Why People Fail at Property Investing (And, 7 Rules to Help You Succeed)

Only a certain percentage of Australians start out on a property investing journey – and there are even less who become successful at it.

 

And this is no surprise.  Because when are we ever taught about investing or wealth creation or anything to do with creating financial freedom in our lives? Answer….NEVER!

 

This means people get ‘stopped’ from building a big portfolio because they make these mistakes.

 

  • Wrong property choices
  • Ineffective finance structuring
  • Or get stopped by fear or laziness

 

But the key fundamental reason that many investors don’t build a large portfolio is because they lack a strategy – a clear step-by-step plan to take them from point A to point B.

 

And if they do have a strategy it usually consists of the very sophisticated “Buy and Hope” strategy; you buy a property and hope like hell it goes up.

 

Now, this is not an intelligent strategy for someone wanting to create financial freedom using property as a vehicle.

 

There can be a lot that goes into strategy, but let me give you some of my core philosophies when it comes to building a property portfolio that gives you great results.

 

Building your portfolio the right way

 

Rule 1. Strategy is about simplification, not complication.

 

It’s about getting clear on where you are going, and always knowing your next step to get there.

 

Rule 2. There is no one size fits all approach to strategy.

 

Strategy is as unique as you are and has to be tailored to fit you, your life and your dreams

 

Rule 3. Property investing is a business.
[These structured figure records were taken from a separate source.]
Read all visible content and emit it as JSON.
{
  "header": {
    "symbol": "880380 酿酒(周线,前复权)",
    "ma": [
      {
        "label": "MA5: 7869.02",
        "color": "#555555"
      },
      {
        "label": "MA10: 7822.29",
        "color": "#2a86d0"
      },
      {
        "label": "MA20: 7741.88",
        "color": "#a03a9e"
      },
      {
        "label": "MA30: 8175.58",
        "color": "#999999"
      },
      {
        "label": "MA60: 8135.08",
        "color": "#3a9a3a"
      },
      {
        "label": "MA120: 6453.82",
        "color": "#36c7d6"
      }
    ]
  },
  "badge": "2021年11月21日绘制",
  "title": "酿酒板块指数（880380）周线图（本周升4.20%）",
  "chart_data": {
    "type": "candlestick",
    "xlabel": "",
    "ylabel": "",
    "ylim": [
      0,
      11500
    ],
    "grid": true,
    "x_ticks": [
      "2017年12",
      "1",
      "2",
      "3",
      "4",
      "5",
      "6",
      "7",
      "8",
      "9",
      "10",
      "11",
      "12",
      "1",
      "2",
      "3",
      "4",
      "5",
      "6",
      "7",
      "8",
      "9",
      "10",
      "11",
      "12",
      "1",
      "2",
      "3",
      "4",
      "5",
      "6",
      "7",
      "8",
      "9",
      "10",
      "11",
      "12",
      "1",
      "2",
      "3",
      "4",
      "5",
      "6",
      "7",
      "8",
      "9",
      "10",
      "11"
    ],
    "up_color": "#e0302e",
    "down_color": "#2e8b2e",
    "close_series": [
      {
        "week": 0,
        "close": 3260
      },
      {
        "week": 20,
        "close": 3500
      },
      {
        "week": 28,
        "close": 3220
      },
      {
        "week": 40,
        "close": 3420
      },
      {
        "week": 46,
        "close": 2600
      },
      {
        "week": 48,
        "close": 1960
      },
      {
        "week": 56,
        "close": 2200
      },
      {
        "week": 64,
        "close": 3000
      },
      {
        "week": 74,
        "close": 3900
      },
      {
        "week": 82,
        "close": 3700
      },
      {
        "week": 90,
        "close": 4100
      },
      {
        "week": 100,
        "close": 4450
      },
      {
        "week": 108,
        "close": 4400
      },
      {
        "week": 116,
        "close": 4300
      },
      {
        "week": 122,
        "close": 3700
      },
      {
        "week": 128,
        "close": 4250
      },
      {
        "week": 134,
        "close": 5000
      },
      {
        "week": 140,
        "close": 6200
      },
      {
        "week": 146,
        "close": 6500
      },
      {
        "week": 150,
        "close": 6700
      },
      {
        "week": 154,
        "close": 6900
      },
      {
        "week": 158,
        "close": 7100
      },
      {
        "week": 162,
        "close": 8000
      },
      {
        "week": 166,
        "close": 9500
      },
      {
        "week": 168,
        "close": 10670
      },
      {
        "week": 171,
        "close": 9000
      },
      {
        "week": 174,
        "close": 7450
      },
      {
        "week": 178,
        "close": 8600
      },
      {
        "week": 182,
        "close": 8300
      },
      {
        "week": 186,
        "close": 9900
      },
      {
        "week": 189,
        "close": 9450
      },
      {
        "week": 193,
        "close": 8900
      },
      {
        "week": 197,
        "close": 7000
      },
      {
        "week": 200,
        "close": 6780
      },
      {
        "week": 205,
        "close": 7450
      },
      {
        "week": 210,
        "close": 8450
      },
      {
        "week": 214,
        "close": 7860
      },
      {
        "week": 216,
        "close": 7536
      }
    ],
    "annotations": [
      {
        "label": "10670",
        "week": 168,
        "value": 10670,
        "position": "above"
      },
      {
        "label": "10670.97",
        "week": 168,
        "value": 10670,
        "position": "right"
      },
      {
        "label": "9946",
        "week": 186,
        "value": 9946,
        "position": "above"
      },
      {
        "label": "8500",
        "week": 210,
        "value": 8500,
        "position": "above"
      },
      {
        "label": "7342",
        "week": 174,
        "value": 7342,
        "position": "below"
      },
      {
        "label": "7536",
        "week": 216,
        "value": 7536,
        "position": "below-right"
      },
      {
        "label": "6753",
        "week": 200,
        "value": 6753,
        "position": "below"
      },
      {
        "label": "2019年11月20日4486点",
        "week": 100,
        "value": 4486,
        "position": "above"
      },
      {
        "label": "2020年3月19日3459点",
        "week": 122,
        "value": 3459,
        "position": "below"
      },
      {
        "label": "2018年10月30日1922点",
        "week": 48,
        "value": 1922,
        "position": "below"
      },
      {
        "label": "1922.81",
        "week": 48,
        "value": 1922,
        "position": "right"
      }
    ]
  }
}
Treat it like one. This means….

 

  • This means you need to take time for it (doesn’t mean a lot of time)
  • This means you need to make a profit (most peoples financial businesses should be bankrupt)
  • This means you need a solid team around you with experience (experience and results mean everything – the right qualifications is just the start)
  • Still thinking like an emotional homeowner and disregarding due diligence fundamentals (Emotions plus Investing = lose money)
  • Not protecting themselves with the appropriate structures and cash buffers

 

Rule 4. Focus on the portfolio, not on the property itself

 

To many people get caught up in one strategy or one deal they like or don’t like. I’ve gotta say “Get over it!”

 

It is not about the deal; it is about the result it is going to create for your life.

 

Focus on the purpose a deal may or may not serve for your overall portfolio and how it is going to move you ever closer to the dream life you want to create.

 

Rule 5. Your portfolio should stay separate from your personal life

 

Your portfolio should be separate from your personal life. As soon as these two things are tied up, it is going to equal pain at some point.

 

Your personal life is a business, your property portfolio is a business, now keep them separate.

 

Your portfolio should enhance your life not detract from it.

 

Rule 6. Property Investing is a long-term strategy

 

Stop trying to get rich quick! Read that again and let it sink in. Property investing is a long-term strategy. Think 5 years, 10 years and 15 years ahead.

 

Sure, you can create results in a short-term time frame, but put your focus on the bigger picture and building a sustainable portfolio step by step.

 

Rule 7. Wealth is a system. Wealth is a habit

 

The truth about success and wealth in any endeavour is that it is not reserved for ‘special’ people, it is not about taking giant leaps of faith and taking giant leaps outside of your comfort zone everyday or taking huge risks.

 

Wealth and success is created by taking small and consistent actions on an ongoing basis, systematically moving you towards your desired outcome.

 

Eventually these small habitual actions avalanche over into this thing called success or wealth or financial freedom or whatever you want to call it.

 

The best part all of this is that almost anyone can do it if you follow the system.

 

Make the decision to be strategic in your investing.